Artificial intelligence in medical imaging empowers precision neoadjuvant immunochemotherapy in esophageal squamous cell carcinoma.
Authors
Affiliations (8)
Affiliations (8)
- Department of Radiology, Beijing Tsinghua Changgung Hospital, School of Clinical Medicine, Tsinghua Medicine, Tsinghua University, Beijing, China.

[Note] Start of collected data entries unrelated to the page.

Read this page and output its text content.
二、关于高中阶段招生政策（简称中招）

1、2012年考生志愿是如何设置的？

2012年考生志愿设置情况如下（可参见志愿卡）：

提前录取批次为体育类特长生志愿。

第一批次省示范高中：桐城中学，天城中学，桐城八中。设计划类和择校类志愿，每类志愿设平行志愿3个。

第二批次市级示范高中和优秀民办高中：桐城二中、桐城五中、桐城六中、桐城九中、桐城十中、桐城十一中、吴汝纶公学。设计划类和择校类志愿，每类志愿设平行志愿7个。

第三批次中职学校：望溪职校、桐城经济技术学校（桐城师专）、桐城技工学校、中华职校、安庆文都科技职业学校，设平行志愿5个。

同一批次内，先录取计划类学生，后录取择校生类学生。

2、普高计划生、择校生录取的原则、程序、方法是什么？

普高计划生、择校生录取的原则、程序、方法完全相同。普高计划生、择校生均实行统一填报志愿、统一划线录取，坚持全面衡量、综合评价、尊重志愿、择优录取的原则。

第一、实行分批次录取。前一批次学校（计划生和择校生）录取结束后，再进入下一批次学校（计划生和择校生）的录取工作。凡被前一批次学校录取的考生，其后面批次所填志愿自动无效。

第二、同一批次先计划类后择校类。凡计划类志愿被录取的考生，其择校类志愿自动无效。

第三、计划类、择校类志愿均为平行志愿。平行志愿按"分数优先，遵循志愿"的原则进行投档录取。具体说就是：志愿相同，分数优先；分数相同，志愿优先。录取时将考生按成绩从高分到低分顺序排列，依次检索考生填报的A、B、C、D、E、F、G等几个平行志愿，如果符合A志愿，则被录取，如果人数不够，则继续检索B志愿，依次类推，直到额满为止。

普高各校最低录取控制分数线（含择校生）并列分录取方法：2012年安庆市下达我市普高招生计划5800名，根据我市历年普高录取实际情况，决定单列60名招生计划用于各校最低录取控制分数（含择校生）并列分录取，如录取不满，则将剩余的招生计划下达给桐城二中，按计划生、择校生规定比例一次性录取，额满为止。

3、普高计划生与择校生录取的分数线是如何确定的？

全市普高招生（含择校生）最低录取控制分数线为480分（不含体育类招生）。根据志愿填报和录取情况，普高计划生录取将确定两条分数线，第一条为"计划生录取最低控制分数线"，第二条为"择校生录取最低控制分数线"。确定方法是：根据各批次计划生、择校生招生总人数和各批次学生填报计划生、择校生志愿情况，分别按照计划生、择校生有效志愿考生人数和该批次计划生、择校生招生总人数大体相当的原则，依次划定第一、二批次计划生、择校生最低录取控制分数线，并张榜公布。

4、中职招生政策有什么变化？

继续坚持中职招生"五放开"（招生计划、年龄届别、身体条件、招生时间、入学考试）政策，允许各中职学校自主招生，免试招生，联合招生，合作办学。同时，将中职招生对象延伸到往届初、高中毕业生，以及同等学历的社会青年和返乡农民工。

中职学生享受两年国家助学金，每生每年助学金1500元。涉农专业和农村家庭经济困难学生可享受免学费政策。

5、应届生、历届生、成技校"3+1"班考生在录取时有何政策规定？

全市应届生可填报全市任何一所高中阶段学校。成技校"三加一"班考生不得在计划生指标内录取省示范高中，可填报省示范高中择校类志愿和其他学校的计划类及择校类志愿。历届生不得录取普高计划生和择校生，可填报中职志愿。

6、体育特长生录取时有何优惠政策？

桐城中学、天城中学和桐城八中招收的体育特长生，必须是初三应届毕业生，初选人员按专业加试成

- CAS Key Laboratory of Molecular Imaging, Institute of Automation, Chinese Academy of Sciences, Beijing, China.
- School of Artificial Intelligence, University of the Chinese Academy of Sciences, Beijing, China.
- State Key Laboratory of Multimodal Artificial Intelligence Systems, Institute of Automation, Chinese Academy of Sciences, Beijing, China.
- Kiang Wu Hospital, Macau, China.
- Department of Radiology, Beijing Tsinghua Changgung Hospital, School of Clinical Medicine, Tsinghua Medicine, Tsinghua University, Beijing, China [email protected] [email protected].
- CAS Key Laboratory of Molecular Imaging, Institute of Automation, Chinese Academy of Sciences, Beijing, China [email protected] [email protected].
- National Key Laboratory of Kidney Diseases, Beijing, China.
Abstract
Neoadjuvant immunochemotherapy (nICT) has demonstrated significant potential in improving pathological response rates and survival outcomes for patients with locally advanced esophageal squamous cell carcinoma (ESCC). However, substantial interindividual variability in therapeutic outcomes highlights the urgent need for more precise predictive tools to guide clinical decision-making. Traditional biomarkers remain limited in both predictive performance and clinical feasibility. In recent years, the application of artificial intelligence (AI) in medical imaging has expanded rapidly. By incorporating voxel-level feature maps, the combination of radiomics and deep learning enables the extraction of rich textural, morphological, and microstructural features, while autonomously learning high-level abstract representations from clinical CT images, thereby revealing biological heterogeneity that is often imperceptible to conventional assessments. Leveraging these high-dimensional representations, AI models can provide more accurate predictions of nICT response. Future advancements in foundation models, multimodal integration, and dynamic temporal modeling are expected to further enhance the generalizability and clinical applicability of AI. AI-powered medical imaging is poised to support all stages of perioperative management in ESCC, playing a pivotal role in high-risk patient identification, dynamic monitoring of therapeutic response, and individualized treatment adjustment, thereby comprehensively advancing precision nICT.